Wednesday, May 26, 2010
Confessions of the Other Mother
I was drawn to this book (despite my previously stated aversion to most non-fiction) because my partner, Amanda, could have contributed to the book. While our 16 year old daughter came about the old-fashioned way from my first marriage, Amanda and I have been raising her together since she was about eight. I wanted to get some insight into the kinds of experiences that other women had had with blended families.
Had I been paying more attention to the actual table of contents during my book buying frenzy at the conference where I bought this book, I would have noticed that there is only one essay in the book about step-mothering. But I'm glad that I didn't pay more attention, because I would have missed out on some fascinating stories. From poignant to frustrating, political to deeply personal, the authors of these essays have shared an experience that not only helps me understand lesbian mothering, but actually gave me insight into straight fathering. It never occurred to me that women who identify strongly as butch would have trouble not just being called mother, but with identifying with our society's definition of maternal. Or that there would be jealousy from the non-birth spouse over the closeness of breastfeeding (this was the one that got me thinking about straight fathers). Or that people were really so insensitive as to ask which mother is the "real" mother.

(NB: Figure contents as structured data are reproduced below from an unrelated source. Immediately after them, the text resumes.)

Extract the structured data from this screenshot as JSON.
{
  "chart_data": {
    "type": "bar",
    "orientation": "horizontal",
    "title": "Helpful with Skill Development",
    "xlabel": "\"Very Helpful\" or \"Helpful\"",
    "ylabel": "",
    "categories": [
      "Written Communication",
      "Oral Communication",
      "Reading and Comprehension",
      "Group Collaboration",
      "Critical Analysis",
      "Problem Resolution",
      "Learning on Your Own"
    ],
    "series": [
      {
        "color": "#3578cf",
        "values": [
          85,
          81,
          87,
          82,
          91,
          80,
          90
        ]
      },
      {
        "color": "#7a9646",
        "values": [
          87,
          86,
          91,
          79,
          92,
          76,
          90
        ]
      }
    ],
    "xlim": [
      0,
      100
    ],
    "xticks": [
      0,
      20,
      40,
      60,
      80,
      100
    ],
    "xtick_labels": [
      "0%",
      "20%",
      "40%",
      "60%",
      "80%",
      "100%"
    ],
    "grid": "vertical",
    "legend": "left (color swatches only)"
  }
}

The one that spoke the most strongly to me was written by one of the women who brought about the lawsuit that led to the Massachusetts gay marriage decision, Hilary Goodrich. Her partner had to have a C-section while delivering their daughter. The baby was born in some distress, so she was rushed to the NICU, and Goodrich went with her. After sitting next to her daughter's bed until the crisis passed, she went back to check on her partner-and was told that she could not "visit" because she was not "family". She then tried to go back to the NICU, where she was stopped at the door because she was not the "mother". Imagine not being able to go to the person you love or your child when they are sick or in pain, and the frustration and anger you'd feel.
There has been a lot of debate in our country over the years about what makes a family. I think that most of us have gotten our heads around the idea of single parents, blended families, and families with grandparents as the main child-rearers. Based on the stories in Confessions, we still have some work to do on honoring and valuing the love and care that exists in families led by same-sex parents.